Because the actual noncommercial harvest the last three years has been 27 percent above this year’s target, Fish and Game decided to reduce the number of pots.

“We’re seeing indications the shrimp population isn’t as strong as it’s been,” said Jay Baumer, Alaska Department of Fish and Game assistant area management biologist for Prince William Sound. “I think users will notice this, but when they realize we’re doing this to make sure the population of shrimp is strong for the future, more people will be on board.”

Shrimpers must have a free permit, available at Fish and Game offices, select vendors and online beginning March 31. There’s no limit on how many shrimp may be taken in each pot or during the season that ends Sept. 15.

About 3,000 permits are issued each year, and participation has been flat since 2010, Baumer said.

“Well,” said Palmer shrimp pot builder Steve Kalek, “that’s a lot of gear in the water. That’s 12,000 pots if people just go once and a lot of folks go out a lot.

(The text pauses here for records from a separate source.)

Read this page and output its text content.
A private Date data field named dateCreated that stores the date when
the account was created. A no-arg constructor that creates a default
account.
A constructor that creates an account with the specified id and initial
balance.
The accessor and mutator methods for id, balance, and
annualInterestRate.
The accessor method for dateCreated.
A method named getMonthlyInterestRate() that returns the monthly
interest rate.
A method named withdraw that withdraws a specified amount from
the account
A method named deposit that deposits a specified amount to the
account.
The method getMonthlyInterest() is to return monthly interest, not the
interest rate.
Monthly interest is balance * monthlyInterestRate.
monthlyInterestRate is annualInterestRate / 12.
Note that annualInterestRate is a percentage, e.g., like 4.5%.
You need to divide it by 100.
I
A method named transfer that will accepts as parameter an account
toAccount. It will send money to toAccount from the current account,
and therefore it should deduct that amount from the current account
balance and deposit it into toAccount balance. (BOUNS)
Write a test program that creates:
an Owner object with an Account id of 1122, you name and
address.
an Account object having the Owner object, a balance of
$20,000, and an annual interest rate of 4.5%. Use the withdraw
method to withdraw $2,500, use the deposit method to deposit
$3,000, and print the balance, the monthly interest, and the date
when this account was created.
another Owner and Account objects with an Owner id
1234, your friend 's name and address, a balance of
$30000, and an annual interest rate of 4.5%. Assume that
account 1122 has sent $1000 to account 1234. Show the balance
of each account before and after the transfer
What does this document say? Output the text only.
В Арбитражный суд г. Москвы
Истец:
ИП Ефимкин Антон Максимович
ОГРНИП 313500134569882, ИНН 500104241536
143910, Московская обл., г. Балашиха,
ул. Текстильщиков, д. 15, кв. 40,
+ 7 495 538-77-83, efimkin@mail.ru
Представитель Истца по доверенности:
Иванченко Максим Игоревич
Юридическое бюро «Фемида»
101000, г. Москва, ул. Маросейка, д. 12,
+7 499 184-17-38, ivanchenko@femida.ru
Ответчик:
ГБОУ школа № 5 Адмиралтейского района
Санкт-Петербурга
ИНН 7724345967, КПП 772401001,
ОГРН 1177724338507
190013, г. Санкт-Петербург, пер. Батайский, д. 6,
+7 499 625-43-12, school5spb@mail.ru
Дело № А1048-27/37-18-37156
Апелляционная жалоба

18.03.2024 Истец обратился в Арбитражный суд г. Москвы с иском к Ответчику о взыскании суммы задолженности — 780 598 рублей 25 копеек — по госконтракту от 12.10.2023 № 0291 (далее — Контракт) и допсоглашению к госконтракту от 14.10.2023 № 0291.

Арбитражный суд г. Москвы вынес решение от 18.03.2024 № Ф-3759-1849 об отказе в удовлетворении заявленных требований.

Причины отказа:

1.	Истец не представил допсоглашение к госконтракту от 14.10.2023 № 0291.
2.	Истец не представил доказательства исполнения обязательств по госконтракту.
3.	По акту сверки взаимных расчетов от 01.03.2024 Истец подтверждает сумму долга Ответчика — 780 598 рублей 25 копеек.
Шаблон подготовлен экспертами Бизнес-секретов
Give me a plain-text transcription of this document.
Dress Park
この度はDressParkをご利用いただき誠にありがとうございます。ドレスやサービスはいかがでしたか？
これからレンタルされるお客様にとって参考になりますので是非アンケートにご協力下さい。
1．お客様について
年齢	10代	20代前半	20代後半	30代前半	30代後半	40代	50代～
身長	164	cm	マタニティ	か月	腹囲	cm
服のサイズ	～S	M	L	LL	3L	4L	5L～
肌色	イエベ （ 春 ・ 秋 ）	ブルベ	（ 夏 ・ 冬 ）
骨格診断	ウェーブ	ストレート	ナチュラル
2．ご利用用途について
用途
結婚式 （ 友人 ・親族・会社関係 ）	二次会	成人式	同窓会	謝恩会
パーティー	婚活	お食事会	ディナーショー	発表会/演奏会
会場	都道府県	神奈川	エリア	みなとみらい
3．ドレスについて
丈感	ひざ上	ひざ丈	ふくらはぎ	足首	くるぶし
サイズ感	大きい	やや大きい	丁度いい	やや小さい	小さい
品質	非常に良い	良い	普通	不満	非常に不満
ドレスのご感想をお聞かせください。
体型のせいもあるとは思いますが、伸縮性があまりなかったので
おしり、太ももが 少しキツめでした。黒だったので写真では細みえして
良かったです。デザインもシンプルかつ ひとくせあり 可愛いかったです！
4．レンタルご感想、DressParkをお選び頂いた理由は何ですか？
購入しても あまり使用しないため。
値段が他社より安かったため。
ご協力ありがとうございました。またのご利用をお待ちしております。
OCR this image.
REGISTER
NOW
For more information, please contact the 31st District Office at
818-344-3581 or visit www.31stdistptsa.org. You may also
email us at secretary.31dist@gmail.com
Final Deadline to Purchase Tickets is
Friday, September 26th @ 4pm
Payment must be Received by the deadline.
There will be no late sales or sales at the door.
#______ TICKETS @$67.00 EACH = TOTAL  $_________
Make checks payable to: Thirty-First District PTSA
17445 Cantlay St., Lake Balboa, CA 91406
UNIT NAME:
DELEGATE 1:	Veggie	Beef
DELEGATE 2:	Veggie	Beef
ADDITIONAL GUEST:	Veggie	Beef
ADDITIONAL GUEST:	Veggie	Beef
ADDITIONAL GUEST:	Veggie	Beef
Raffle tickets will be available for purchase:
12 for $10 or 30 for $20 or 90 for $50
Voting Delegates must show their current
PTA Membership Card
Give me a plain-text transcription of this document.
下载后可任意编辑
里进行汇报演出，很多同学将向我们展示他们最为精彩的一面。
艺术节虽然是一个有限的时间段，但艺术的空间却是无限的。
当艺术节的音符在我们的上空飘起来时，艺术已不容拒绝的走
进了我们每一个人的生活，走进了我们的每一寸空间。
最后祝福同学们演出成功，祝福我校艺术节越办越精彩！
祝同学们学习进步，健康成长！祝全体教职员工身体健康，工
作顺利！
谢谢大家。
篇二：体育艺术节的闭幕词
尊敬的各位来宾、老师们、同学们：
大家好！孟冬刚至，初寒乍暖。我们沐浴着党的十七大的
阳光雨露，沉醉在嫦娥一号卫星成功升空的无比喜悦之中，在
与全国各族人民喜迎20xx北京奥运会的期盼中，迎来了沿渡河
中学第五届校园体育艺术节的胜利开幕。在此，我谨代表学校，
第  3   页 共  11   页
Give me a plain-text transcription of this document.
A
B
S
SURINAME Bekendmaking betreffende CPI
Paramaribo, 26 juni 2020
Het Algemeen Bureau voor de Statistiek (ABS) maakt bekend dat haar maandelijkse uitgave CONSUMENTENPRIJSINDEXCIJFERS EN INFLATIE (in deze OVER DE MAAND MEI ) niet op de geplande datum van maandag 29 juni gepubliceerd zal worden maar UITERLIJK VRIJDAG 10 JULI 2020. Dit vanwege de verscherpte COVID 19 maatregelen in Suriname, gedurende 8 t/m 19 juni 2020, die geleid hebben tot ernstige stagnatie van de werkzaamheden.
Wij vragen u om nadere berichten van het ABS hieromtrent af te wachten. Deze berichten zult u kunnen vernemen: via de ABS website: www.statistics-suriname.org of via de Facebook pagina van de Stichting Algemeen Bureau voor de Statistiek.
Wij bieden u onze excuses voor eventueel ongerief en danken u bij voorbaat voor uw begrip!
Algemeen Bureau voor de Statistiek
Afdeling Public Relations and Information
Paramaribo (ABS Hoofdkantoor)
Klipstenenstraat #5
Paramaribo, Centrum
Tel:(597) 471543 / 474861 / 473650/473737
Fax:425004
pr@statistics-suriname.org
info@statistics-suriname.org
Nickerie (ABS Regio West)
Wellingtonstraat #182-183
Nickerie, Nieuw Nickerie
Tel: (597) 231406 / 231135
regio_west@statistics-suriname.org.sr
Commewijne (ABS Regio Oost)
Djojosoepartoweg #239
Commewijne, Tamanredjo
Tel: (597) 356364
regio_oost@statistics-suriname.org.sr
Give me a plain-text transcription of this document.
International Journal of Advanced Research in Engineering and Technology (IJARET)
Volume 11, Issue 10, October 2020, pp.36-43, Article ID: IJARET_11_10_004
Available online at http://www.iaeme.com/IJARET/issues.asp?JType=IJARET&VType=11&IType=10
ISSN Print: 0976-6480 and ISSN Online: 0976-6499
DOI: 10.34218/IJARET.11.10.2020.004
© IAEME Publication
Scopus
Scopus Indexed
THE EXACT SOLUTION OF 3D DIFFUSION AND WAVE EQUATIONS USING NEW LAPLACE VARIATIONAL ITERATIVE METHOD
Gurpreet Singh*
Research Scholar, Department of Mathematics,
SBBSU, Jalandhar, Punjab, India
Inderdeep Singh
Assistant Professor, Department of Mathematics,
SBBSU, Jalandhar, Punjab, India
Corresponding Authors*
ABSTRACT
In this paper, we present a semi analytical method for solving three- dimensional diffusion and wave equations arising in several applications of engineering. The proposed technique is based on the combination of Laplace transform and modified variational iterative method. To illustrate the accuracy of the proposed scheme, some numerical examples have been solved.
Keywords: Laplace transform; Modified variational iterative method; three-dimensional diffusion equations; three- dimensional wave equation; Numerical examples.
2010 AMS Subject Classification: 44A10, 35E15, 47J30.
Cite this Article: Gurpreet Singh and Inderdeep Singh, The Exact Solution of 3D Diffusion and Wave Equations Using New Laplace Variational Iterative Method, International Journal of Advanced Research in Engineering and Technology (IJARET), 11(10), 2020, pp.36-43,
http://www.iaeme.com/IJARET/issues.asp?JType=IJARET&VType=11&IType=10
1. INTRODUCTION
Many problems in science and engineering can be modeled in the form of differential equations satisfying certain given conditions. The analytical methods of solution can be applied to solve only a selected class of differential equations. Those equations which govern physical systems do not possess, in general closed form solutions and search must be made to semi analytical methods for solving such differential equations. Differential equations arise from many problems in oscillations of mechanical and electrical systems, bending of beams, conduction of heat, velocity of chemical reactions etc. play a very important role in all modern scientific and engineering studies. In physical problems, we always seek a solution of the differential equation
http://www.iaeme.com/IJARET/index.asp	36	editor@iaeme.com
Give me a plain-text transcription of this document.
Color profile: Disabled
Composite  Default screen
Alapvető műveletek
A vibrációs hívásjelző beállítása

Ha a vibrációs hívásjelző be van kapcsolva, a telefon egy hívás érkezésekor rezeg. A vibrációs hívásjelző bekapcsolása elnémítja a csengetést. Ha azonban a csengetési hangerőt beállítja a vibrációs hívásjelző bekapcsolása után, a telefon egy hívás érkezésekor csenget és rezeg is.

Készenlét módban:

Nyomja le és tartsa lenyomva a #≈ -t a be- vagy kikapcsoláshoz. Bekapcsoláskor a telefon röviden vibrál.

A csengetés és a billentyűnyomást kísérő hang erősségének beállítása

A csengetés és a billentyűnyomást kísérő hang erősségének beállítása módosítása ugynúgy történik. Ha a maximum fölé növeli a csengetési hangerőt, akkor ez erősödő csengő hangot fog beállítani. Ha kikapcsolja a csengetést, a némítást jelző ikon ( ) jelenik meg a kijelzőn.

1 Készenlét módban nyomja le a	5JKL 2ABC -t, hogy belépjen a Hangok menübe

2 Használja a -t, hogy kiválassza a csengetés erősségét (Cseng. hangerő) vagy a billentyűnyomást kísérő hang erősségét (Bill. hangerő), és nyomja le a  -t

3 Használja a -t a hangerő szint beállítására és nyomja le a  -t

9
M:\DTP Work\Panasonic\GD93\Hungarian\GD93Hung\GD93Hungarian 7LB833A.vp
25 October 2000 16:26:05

“My thinking has been that there’s probably people fishing two to three sets of gear. There’s not that much enforcement out there.”

After a 19-year hiatus, commercial Prince William Sound shrimping resumed in 2010.

“We want to watch it and make sure (a declining population) isn’t a continuing trend,” Baumer said. “We’re definitely being careful about it.”

One problem, Kalek said, is that Fish and Game managers have no idea how the sport and recreational shrimpers are doing until the season ends and the permits are turned in. “They should make the rec guys report every 30 days,” he said.